Benefits of using Maths Class 10 Solved Papers
Using our Maths solutions regularly students will be able to improve their logical thinking and problem-solving speed. These Class 10 solutions are a guide for self-study and homework assistance. Along with the chapter-wise solutions, you should also refer to our Revision Notes and Sample Papers for Chapter 03 Algebra to get a complete preparation experience.
FAQs
The complete and updated Samacheer Kalvi Class 10 Maths Solutions Chapter 3 Algebra Exercise 3.2 is available for free on StudiesToday.com. These solutions for Class 10 Maths are as per latest TN Board curriculum.
Yes, our experts have revised the Samacheer Kalvi Class 10 Maths Solutions Chapter 3 Algebra Exercise 3.2 as per 2026 exam pattern. All textbook exercises have been solved and have added explanation about how the Maths concepts are applied in case-study and assertion-reasoning questions.

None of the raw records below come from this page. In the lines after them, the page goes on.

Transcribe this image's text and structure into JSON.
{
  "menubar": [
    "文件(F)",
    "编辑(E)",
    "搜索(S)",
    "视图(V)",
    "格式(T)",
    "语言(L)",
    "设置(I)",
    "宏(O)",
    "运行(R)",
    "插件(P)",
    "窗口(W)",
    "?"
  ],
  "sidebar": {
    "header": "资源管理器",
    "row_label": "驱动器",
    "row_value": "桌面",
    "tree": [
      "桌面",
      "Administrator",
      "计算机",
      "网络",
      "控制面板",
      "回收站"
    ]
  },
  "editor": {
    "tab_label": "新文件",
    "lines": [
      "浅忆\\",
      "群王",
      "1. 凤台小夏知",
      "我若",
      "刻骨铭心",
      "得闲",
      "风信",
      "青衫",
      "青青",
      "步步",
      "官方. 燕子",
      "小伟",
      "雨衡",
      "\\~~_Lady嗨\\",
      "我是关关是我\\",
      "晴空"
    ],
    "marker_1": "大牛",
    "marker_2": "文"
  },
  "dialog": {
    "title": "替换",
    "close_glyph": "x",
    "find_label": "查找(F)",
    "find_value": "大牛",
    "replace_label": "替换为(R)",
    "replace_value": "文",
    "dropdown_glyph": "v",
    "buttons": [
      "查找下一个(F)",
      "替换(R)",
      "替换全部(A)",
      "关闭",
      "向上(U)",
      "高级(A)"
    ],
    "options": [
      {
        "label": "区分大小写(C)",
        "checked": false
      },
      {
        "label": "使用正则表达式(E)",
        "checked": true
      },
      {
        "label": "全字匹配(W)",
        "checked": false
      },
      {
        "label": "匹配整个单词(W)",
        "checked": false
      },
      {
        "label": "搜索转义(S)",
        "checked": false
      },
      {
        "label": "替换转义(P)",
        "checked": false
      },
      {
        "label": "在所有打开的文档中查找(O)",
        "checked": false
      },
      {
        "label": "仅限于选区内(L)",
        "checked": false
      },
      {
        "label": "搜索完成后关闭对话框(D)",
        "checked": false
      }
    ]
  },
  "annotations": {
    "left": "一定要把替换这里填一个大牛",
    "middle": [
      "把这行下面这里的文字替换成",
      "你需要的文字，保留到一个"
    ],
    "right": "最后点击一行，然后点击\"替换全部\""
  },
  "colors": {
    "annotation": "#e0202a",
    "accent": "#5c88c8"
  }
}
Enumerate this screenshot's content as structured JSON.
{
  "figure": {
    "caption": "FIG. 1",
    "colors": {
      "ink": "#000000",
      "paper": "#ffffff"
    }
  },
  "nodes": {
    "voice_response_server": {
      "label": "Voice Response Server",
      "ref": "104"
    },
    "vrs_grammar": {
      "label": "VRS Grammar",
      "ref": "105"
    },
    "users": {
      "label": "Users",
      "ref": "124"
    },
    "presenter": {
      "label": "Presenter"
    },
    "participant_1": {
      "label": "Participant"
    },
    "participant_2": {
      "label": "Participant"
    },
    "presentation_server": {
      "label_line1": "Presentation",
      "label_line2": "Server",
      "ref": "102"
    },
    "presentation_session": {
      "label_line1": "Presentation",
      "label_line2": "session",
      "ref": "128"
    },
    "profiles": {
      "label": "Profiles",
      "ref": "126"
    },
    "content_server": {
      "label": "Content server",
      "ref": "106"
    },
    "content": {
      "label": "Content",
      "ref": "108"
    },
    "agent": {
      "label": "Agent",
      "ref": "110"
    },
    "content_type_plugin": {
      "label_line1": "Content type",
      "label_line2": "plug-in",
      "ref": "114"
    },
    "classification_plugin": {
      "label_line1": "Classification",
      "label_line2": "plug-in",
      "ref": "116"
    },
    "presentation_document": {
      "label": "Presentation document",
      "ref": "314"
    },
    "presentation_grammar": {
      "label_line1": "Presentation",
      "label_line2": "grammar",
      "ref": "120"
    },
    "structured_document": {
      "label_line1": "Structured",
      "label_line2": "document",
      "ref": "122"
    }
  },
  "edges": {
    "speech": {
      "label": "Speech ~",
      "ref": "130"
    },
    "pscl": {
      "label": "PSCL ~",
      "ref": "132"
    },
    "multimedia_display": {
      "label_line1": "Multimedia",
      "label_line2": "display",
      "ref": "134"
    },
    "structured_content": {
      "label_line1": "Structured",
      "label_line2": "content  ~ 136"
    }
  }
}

Toppers recommend using TN Board language because TN Board marking schemes are strictly based on textbook definitions. Our Samacheer Kalvi Class 10 Maths Solutions Chapter 3 Algebra Exercise 3.2 will help students to get full marks in the theory paper.
Yes, we provide bilingual support for Class 10 Maths. You can access Samacheer Kalvi Class 10 Maths Solutions Chapter 3 Algebra Exercise 3.2 in both English and Hindi medium.
Yes, you can download the entire Samacheer Kalvi Class 10 Maths Solutions Chapter 3 Algebra Exercise 3.2 in printable PDF format for offline study on any device.